Lyft’s feel-good vibes certainly didn’t stop Uber from growing into the most valuable startup in the world, worth more than $60 billion, 10 times the valuation that Lyft reportedly is chasing. And Zimmer says it took time for Lyft to realize that a reputation for warmth wouldn’t mean much until the company’s wait times and prices were as just as good as “the other guys.” He says they are competitive on both those factors in U.S. markets now and believes cultural “contrasts are becoming more and more important.”
Lyft has tried to play up those contrasts in the recent past, as in ads released late last year that featured a thinly-veiled “Ride Corp” and painted Lyft as the bright-side alternative to callous guys hatching evil plans in a board room. But Zimmer says the company is done with such attacks. “Let’s be Lyft and let’s focus on our customer,” Zimmer says. “That’s what we can control and that’s what ultimately is going to enable us to win. Honestly. That’s how we are.”

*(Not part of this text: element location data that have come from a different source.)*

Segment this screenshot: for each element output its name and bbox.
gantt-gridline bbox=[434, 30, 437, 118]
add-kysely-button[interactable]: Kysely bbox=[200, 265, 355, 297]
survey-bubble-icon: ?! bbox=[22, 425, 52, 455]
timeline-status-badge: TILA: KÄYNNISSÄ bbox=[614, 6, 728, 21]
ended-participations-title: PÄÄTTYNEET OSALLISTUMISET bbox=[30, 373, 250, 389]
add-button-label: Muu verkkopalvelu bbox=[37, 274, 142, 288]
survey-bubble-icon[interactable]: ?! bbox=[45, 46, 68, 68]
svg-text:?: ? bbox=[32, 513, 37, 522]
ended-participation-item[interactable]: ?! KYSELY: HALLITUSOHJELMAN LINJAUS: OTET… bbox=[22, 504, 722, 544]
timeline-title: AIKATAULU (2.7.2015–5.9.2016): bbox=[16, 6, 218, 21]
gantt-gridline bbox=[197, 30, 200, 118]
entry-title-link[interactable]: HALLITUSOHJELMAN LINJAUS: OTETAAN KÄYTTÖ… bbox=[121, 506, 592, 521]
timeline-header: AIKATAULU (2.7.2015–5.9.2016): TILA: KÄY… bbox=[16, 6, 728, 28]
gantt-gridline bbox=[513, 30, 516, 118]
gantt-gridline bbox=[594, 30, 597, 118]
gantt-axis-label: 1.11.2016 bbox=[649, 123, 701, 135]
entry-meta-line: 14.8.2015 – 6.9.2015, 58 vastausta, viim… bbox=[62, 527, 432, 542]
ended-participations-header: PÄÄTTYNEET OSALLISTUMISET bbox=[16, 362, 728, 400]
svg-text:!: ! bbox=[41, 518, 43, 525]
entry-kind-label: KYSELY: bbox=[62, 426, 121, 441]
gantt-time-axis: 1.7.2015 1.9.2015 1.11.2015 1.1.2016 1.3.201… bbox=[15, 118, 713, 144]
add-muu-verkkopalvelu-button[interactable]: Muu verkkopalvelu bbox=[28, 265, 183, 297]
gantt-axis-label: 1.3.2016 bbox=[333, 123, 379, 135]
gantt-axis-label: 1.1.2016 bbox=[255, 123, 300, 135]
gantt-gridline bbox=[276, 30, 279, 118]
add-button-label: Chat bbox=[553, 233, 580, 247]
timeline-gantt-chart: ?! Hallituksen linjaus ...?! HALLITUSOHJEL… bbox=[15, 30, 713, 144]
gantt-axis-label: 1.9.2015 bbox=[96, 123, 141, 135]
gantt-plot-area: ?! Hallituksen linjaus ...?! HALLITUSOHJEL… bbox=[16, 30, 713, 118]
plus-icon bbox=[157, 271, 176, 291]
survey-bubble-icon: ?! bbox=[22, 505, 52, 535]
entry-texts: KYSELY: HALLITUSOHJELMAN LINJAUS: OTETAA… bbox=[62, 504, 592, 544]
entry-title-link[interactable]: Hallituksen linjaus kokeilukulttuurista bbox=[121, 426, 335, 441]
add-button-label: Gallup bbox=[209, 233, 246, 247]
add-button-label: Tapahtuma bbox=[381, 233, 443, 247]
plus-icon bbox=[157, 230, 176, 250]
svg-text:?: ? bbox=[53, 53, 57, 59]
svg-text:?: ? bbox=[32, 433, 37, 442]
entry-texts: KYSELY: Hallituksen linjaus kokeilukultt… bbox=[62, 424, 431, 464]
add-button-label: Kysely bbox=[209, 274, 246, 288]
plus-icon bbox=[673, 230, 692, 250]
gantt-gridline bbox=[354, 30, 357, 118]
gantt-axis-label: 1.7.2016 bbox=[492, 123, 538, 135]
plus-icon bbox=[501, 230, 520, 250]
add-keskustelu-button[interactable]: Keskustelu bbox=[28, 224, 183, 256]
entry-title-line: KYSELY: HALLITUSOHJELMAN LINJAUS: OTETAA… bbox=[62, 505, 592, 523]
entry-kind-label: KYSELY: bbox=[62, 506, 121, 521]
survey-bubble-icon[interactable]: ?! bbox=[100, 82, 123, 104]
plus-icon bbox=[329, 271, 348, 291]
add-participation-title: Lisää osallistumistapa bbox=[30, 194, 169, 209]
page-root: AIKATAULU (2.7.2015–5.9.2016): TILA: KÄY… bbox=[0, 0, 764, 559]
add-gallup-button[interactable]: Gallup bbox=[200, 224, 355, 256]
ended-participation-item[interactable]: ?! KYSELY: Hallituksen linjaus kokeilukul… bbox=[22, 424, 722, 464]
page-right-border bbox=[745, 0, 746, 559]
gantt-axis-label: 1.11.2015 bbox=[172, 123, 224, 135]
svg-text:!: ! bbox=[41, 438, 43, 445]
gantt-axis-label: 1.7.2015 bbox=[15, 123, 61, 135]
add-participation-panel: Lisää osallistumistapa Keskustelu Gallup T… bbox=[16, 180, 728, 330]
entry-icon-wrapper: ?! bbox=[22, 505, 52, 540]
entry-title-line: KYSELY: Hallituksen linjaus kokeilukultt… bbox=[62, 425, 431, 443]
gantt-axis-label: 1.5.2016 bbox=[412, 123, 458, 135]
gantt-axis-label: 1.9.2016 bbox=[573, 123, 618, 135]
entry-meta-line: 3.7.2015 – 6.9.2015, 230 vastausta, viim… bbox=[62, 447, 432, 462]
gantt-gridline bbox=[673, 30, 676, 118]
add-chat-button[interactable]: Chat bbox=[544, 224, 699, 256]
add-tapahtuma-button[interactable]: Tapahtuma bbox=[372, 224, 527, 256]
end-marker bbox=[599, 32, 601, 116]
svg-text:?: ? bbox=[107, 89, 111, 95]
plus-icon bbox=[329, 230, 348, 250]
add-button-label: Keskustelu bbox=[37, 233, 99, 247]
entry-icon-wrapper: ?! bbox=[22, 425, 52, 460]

On Sunday, Lyft announced a new feature called “Round Up & Donate” with a splashy ad in the New York Times. In the app, the ad explains, users will have the option to round up their fare to the nearest dollar and donate that money to a specified charity. The ad does not mention Uber by name but says “treating people better” is part of how Lyft does business.
There can be big drawbacks to overtly going after No. 1 in a marketplace when a company is No. 2. “It’s often a thin line in a consumer’s mind between attacking the competitor,” says Rohit Bhargava, who teaches marketing at Georgetown University and runs a firm called the Non-Obvious Company, “and attacking them as a consumer for buying from that competitor.” That’s the kind of strategy better suited to a “very distant” No. 2 or a No. 3 trying to establish itself, he says.
Lyft is still a pretty distant No. 2. After the #DeleteUber hashtag started trending, about 5% of Uber’s market share shifted to Lyft (“It may have been a little more than that,” Zimmer says), according to TXN Solutions, which tracks debit and credit card spending. Still, that meant Lyft was capturing about 20% of the ride app market to Uber’s nearly 80%.
On the conference call, amid the mea culpas, the Uber representatives said the company has still experienced faster growth in the first quarter of 2017 than it did the previous year. Though Lyft now covers areas where more than 70% of the U.S. population lives, Uber reached that point about two years ago. But both have room to grow: though two-thirds of U.S. adults had heard about ride apps by the beginning of last year, according to Pew, only 15% had actually used them.
Georgetown’s Bhargava believes that Uber has benefitted from what he calls passive loyalty, the kind that exists out of convenience and can quickly evaporate when a consumer is given a reason and opportunity to go elsewhere. “And the cost to switch in the case of Uber versus Lyft is pretty low,” he says. “You press a different button and you get your ride.”
Zimmer tells TIME that Lyft now has 40% of the market share in multiple U.S. markets and that however ambitious it may seem, the company is serious about plans to be the top ride-app in the U.S. eventually. When asked how he would characterize the historically fraught relationship between the two companies these days, with headquarters about 15 minutes apart, the talkative Zimmer goes quiet. He pauses for a full twenty seconds.
“We’re out to win,” he says. “And they’re our competition.”